AD.VM.AV.IA. De l’autre côté du polyèdre, jusqu’au 1er juillet 2023, Transfo, Paris.
À 99 ans, Vera Molnár avance encore et toujours avec le même état d’esprit, sans préjugés, revendiquant fièrement le fait d’avoir pluggé son imagination sur un processeur, clamant haut et fort se situer « entre les trois cons » : soit les « computer », les artistes concrets et les conceptuels. De sa famille artistique, de Mondrian à Malevitch, elle demeure néanmoins la plus rebelle aux cases : combinaisons de lignes, couleurs et même NFT, auxquels elle s’est essayée dernièrement, sont explorées pour produire des paysages surprenants et minimalistes. Un monde insensé ? Plutôt un moyen de décrypter notre perception. À dire vrai, l’univers de Vera Molnár, fait de figures géométriques, est beaucoup moins froid qu’il n’y paraît. On y perçoit une forme de spontanéité, l’envie d’explorer les codes de la sensualité, mais aussi de jouer sur le concept de vibration, l’artiste réutilisant à de multiples reprises les mêmes objets, les mêmes scènes ou les mêmes environnements. Avec, à chaque fois, un autre angle, une autre émotion…
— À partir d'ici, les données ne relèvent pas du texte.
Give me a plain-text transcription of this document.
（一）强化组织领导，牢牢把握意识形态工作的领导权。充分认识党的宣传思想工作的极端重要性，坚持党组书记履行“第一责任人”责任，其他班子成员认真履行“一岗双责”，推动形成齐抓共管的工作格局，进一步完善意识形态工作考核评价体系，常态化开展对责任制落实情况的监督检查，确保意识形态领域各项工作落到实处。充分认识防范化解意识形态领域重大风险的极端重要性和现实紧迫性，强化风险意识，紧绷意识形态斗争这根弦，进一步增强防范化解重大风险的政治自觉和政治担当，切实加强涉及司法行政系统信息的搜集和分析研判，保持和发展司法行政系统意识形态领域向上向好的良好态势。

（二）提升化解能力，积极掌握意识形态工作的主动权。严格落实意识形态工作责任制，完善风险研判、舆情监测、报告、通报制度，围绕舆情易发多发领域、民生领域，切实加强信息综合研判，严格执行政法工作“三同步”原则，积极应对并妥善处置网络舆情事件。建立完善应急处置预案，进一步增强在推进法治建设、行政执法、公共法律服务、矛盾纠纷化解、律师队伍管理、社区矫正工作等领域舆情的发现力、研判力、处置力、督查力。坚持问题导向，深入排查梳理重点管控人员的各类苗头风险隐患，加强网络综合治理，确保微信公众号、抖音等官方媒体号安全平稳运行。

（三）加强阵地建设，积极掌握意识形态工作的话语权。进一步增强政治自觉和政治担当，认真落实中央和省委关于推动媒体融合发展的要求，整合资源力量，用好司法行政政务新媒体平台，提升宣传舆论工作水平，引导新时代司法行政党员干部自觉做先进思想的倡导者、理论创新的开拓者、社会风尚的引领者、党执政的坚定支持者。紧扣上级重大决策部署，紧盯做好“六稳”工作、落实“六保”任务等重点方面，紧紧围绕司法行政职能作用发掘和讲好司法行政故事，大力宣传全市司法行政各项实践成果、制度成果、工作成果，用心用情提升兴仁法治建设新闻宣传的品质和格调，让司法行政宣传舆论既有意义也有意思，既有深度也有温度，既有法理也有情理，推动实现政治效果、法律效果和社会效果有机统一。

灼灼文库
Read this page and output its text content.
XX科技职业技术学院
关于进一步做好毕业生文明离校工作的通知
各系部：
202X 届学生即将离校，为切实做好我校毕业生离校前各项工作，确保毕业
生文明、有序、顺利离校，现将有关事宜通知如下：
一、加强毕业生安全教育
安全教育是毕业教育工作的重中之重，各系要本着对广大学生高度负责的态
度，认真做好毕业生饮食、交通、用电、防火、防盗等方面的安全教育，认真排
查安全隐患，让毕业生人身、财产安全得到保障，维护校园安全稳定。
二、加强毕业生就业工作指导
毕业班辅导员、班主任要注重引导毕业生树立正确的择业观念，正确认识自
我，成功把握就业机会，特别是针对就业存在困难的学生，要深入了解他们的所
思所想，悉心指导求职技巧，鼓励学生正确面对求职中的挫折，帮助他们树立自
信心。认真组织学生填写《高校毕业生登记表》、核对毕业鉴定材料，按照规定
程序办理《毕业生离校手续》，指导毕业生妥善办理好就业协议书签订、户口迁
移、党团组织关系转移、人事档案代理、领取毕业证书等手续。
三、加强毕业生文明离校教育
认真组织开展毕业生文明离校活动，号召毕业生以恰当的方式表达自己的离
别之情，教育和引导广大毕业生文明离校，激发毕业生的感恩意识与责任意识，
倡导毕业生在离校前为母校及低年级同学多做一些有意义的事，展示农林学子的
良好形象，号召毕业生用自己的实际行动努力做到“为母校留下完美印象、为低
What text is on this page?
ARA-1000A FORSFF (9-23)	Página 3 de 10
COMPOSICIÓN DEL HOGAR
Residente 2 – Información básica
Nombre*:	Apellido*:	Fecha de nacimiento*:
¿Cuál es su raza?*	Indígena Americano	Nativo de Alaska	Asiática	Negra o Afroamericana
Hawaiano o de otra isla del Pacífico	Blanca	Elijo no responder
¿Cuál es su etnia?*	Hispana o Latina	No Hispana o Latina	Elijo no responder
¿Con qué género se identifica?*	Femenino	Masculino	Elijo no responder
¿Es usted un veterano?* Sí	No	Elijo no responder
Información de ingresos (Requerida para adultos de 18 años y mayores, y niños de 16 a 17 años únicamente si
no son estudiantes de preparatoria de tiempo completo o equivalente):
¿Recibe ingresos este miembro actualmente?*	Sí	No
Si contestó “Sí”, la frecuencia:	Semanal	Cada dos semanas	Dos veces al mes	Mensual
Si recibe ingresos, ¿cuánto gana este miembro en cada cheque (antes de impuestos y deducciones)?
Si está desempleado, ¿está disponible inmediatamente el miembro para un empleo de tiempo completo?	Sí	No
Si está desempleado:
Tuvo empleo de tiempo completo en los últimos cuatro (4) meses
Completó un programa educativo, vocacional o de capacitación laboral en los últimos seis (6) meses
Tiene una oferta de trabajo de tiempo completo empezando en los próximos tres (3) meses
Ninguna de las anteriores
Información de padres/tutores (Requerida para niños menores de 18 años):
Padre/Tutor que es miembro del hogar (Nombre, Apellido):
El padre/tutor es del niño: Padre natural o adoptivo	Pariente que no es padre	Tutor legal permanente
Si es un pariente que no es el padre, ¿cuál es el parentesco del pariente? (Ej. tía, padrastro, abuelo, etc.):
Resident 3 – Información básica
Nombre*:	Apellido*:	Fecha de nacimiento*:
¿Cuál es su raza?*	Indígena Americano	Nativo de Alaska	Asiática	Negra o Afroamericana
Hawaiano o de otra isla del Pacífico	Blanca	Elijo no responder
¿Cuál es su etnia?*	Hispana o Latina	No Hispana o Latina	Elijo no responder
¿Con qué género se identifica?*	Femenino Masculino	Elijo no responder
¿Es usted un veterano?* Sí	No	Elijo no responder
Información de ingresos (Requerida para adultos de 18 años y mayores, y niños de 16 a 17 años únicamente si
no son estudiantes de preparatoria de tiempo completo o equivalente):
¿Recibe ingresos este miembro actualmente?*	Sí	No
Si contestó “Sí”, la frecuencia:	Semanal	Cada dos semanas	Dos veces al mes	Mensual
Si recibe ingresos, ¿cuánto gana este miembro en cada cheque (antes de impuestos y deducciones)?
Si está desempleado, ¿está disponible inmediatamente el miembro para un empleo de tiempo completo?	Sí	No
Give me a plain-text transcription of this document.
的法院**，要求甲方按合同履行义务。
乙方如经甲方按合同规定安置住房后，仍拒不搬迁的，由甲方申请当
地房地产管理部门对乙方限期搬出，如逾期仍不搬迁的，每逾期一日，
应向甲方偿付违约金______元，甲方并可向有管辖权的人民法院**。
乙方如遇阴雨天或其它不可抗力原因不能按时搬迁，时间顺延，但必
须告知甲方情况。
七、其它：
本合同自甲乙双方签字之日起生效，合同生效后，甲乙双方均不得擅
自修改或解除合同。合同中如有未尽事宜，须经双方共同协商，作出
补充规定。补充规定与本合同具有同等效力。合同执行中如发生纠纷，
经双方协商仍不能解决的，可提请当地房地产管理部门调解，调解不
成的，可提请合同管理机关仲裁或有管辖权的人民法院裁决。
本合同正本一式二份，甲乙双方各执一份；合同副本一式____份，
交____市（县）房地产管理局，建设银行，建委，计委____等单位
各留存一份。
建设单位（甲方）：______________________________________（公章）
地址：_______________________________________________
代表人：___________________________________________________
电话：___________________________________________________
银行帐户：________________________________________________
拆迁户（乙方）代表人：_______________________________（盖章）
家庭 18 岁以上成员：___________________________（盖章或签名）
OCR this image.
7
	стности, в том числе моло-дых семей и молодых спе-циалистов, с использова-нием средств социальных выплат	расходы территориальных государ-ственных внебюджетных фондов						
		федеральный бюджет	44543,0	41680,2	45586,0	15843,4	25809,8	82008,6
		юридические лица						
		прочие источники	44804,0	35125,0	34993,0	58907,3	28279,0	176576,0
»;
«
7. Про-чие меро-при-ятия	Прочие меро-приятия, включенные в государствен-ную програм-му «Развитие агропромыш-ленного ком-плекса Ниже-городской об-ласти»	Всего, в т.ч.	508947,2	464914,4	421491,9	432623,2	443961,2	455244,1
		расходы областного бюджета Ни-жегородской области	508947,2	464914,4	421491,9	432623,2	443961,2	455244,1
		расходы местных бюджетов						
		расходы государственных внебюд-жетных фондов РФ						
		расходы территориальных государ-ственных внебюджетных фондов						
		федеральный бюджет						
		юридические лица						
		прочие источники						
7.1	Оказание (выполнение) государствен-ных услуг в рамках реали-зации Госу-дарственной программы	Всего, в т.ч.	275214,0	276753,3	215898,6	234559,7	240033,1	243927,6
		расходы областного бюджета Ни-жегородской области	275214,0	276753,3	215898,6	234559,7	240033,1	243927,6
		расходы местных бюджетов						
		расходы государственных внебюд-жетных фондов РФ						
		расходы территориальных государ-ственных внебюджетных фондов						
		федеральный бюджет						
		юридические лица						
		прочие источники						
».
Melencholia de Dürer réinterprété avec une IA
La variation est justement au cœur de sa récente exposition parisienne : AD.VM.AV.IA. De l’autre côté du polyèdre (1514-2023), présentée au Transfo, centre culturel d’Emmaüs Solidarité. Un titre étrange, donc, qui se contente pourtant de réutiliser les initiales des différents artistes présentés : Vera Molnár, le jeune collectif fondé par Paul Mouginot (aurèce vettier), mais aussi Albrecht Dürer et une intelligence artificielle !
Pour Molnár, qui a avoué un jour à Vincent Baby avoir « toujours été assez allergique au Parti », il s’agit avant tout de réinterpréter Melencholia, la mythique gravure de Dürer, l’utilisant comme élément de base afin de créer des compositions inspirées de l’originale, tout en la projetant dans d’autres décors – forestiers, urbains, lunaires ou solaires. À l’étage du Transfo, c’est tout autre chose qui se joue avec ces trois polyèdres minimalistes, réalisés via des bandes de toile adhésives qui rayonnent à la lumière noire. Un aspect fluorescent qui, à en croire Vincent Baby, serait là « pour faire ressortir l’étrangeté des formes générées par la machine ».
Traduction : Melencholia est autant une proposition mathématique que poétique, accordant volontiers une place à l’imprévu, l’accident, l’aléatoire. Pas étonnant, dès lors, d’entendre Vera Molnár définir son travail comme « 99% d’ordre, et 1% de désordre », en ayant bien en tête ce propos tenu lors d’un entretien accordé à Vincent Baby en 2022 « Mettre de la surprise dans la monotonie et la symétrie, je trouve que c’est ce qu’il faut faire dans la vie, laisser entrer un peu d’air. Comme en politique, on a compris à quoi mènent les orthodoxies ».